Thomas Webb had graduated from the University of North Carolina in 1847 with an AB, and he also took an MA in 1851. He has been described as a handsome young man, very well read, and extremely able. For a few years the young couple lived at Poplar Hill Plantation in Orange County, NC; eventually Thomas Webb formed a law partnership with his father-in-law, John Wall Norwood. The firm of Norwood & Webb established itself in a handsome columned Greek Revival office (now gone) on Court Street and did a flourishing business throughout the countryside.

About 1860 the Thomas Webbs moved to the old Webb-Long House at 117 E. Queen Street, part of which had once been Mary W. Burke's log schoolhouse.

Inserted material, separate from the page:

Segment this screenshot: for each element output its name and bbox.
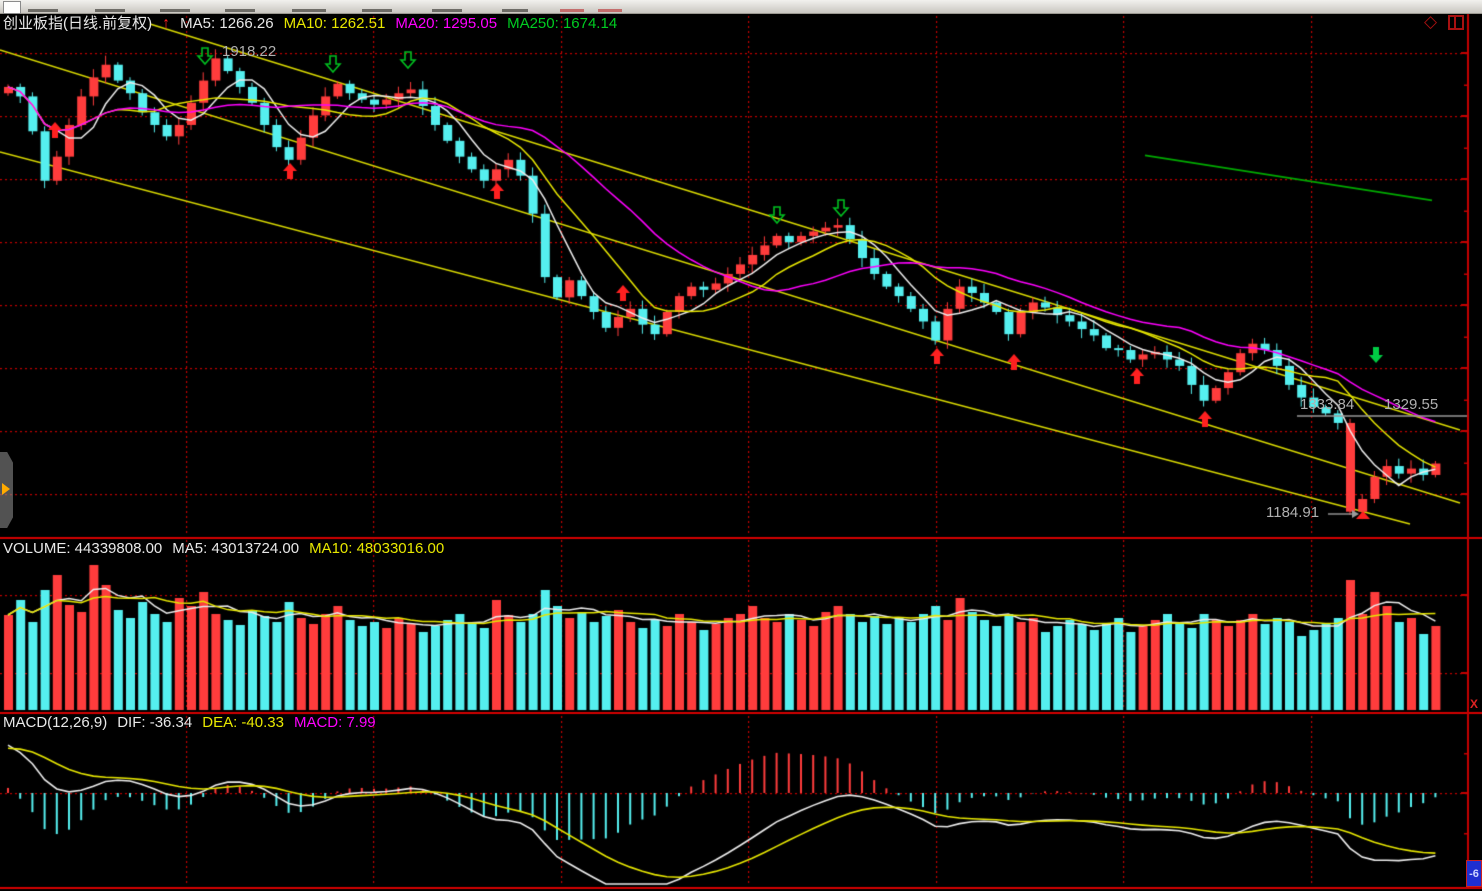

Nine children were born to them, seven of whom survived to adulthood.

Throughout the Civil War Thomas Webb did arduous service for the highly essential North Carolina Railroad of which he was president. The Red Cross established itself in the Norwood & Webb Law Office, and Thomas Webb served also as Treasurer of the Soldier's Fund. In the 1870s he suffered a severe paralytic stroke, possibly caused in part by the heavy duties of the Civil War years. At the same time his wife, Robina, was immobilized with inflammatory rheumatism. For eighteen years Thomas Webb was an invalid. He died at the age of sixty-seven. Robina lived to be eighty-four and died twenty-five years after her husband. Both are buried in the Webb-Long plot in the Old Town Cemetery in Hillsborough, NC, as are four of their children: Annabella Giles Webb,  "Bennie"  (Benjamin Huske Webb), Robin Webb, and Eliza Plumer Webb. Another son, James H. Webb, is buried in St. Matthew's Churchyard in Hillsborough, NC [1].

Biographical Data

Robina was called Rob.
She was also called Robbie.

Important Dates

Robina Norwood was born on July 18, 1835. She died on December 24, 1919, and was buried in Old Town Cemetery in Hillsborough, NC.

Places of Residence

Schools Attended

Relatives

References

  1. Mary Claire Engstrom. The Book of Burwell Students: Lives of Educated Women in the Antebellum South. (Hillsborough: Hillsborough Historic Commission, 2007).